“In sickness and in health, ... for richer for poorer, ... and forsaking all others, keep thee only unto him.” Yes, all others. God only knew the significance of those words, for they seemed to mean God himself just then; but God would pity. He would help. Her response came low but unfaltering, and then, with bowed heads, standing side by side in their youth, their innocence, their patience of hope, they two listened solemnly to the last irrevocable words.
So steadfastly Anna held herself until the end, but hardly had the final word of blessing been pronounced, when, with a low cry for help, she wavered as she stood, and fell fainting.
BOOK II
AFTERNOON
Hear now our cry for strength to bear the weight of prayers unanswered.
—Maarten Maartens.
CHAPTER XV
The evil base of our society eats right through; that our wealthy homes are founded on the spoliation of the poor vitiates all the life that goes on within them. Somehow or other, it searches through and degrades the art, manners, dress, good taste of the inmates.—Edward Carpenter.
It was a month later, when a train from the east, entering the Fulham station at five o’clock of the February afternoon, brought Keith Burgess and his wife home.
Keith was apparently in fairly good physical condition, and looked and carried himself much as he had when Anna first knew him, although she could now detect the underlying weakness which he strove hard to conceal. He had been told in due time of what was involved in his illness. The shock had been severe both to mind and body, and for a while a serious relapse had seemed imminent. Those days had brought the young wife and husband into a new union of sympathy and suffering, as each strove to bear the burden of their thwarted lives bravely for the other’s sake. Not at that time nor at any later period was it possible for Anna to let Keith know to the full the meaning of this renunciation to her. He knew that to her, as to him, the abandonment of the missionary purpose was a profound and poignant sorrow; he did not know that it was the overthrow of all that had made her life hitherto, and that, whatever new forces and motives might produce out of the elements of her character, the old life, the first Anna Mallison, was slain.
Keith had told her little of what lay before them in his mother’s home, which was now to be theirs; they had been too deeply absorbed in the present emergency to take much thought for the future.
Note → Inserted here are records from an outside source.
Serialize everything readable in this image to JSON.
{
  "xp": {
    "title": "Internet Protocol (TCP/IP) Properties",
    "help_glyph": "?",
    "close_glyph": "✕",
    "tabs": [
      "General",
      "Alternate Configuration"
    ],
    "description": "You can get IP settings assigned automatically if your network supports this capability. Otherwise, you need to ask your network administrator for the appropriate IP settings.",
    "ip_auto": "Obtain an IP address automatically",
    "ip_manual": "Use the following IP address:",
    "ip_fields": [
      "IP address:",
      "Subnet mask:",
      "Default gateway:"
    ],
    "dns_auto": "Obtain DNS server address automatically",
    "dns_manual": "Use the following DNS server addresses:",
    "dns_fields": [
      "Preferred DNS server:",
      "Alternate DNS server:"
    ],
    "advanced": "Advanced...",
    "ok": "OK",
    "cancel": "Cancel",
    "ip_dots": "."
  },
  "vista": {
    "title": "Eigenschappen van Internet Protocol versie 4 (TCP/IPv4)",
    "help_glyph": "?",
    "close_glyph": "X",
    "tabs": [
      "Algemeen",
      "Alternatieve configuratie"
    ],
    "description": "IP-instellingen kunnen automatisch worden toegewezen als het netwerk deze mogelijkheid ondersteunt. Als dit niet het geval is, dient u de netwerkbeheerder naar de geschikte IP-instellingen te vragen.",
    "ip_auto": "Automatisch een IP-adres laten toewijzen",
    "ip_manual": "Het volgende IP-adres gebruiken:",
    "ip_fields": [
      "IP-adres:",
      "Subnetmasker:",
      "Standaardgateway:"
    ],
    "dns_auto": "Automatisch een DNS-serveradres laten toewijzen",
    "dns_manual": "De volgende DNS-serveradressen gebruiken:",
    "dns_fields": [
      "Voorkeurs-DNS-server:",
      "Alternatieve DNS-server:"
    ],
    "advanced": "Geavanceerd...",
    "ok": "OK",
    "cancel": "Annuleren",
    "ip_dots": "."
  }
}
This much, however, had been accomplished in a week’s sojourn in Boston: Keith would shortly be appointed to fill a missionary secretaryship, which involved much travel and speaking in the interests of the cause, but permitted him to make his residence in Fulham. The strong hope which Anna clung to silently for herself, as the last pitiful substitute for the calling now denied her, was that she, too, might still accomplish something for the work so urgent in its claims upon her, by presenting it, as occasion offered, among Christian women in her own land. But she knew that her life was no longer in her own hands to shape and direct as she might will; not only was Keith now to be her care, her chief concern and interest, but she looked forward to daughterly duties toward his invalid mother, to whom it was in her mind to minister with loving and faithful devotion.